Now, if I calculate my bending forces at 0 m, I get 0 kNm; If I calculate my bending forces at 6 m I get -18kNm.

So basically I now have a bending force diagram that begins at 0, hits -12 kNm at 3m, finally hits -18 kNm at 6m.

I'm looking at the solution and for some reason it's reversed. So I decided to see what I did wrong by including the external force into my functions and while I get the correct answer at 0m and 6m, my 3m answer is completely off.

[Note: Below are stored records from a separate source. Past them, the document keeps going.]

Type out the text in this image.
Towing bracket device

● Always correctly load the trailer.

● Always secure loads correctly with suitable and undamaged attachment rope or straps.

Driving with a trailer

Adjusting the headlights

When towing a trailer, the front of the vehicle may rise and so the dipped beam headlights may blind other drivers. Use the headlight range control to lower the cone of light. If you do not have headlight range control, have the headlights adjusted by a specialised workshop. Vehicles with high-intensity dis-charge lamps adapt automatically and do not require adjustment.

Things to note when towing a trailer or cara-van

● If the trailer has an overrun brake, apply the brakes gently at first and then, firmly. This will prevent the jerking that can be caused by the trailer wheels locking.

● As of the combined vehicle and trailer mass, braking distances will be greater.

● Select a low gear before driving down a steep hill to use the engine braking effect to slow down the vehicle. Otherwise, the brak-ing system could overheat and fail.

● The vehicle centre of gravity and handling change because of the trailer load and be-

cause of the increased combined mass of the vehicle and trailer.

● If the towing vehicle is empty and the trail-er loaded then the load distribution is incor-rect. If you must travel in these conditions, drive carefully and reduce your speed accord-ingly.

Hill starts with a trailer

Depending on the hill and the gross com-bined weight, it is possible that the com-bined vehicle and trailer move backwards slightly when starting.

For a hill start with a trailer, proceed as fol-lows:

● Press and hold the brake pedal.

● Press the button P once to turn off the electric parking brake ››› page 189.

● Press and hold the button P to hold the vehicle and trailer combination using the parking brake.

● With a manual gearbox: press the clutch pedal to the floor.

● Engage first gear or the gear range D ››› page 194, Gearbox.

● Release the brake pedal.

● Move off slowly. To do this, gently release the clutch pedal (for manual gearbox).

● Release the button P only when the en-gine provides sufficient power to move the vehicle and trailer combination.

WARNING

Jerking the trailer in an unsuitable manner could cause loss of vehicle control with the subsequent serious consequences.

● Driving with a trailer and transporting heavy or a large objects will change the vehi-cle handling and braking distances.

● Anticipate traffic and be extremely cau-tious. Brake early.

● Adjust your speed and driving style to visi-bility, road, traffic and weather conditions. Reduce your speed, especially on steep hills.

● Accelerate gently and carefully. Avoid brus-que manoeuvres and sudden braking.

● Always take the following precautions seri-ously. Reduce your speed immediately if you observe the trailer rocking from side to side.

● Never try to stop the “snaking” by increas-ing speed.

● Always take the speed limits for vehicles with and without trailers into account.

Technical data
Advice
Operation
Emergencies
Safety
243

Is my solution correct? Should it be reversed? Why/Why not? (I solve left to right)

2. Dec 12, 2013

### SteamKing

Staff Emeritus
You've got to include the applied couple of 18 kN-m @ x = 0 m in your bending moment function, just like you include the reaction forces at x = 0 m and at x = 6 m in your shear force functions.

3. Dec 12, 2013

### SteamKing

Staff Emeritus
With these problems, make a sketch of the shear force and bending moment curves. It's much easier to construct your shear force and bending moment functions if you have a sketch.

4. Dec 12, 2013

### Bill Nye Tho

Thanks SteamKing. When I include the couple at x = 0 m, it checks out but at x = 6 m i still get -18.

5. Dec 12, 2013

### SteamKing

Staff Emeritus
Why don't you post your work? That way, everything you've done should be clear.

6. Dec 12, 2013

### Bill Nye Tho

What part should I post? My functions are the same on paper as my original post.

7. Dec 13, 2013

### SteamKing

Staff Emeritus
That's your problem. They shouldn't be.

When x = 0, M = 18 kN-m

8. Dec 13, 2013

### Bill Nye Tho

This is where my confusion lies.

I include this couple in calculation only at x=0? That I can accept but then at 6m I have to also include it to get a bending moment of 0.

9. Dec 13, 2013

### SteamKing

Staff Emeritus
Look, it will be easier to construct the shear force and bending moment functions if you construct the shear force and bending moment diagrams to check yourself. The applied couple at x = 0 affects ALL of the subsequent bending moment values, just like the reaction force RA affects ALL subsequent shear force values.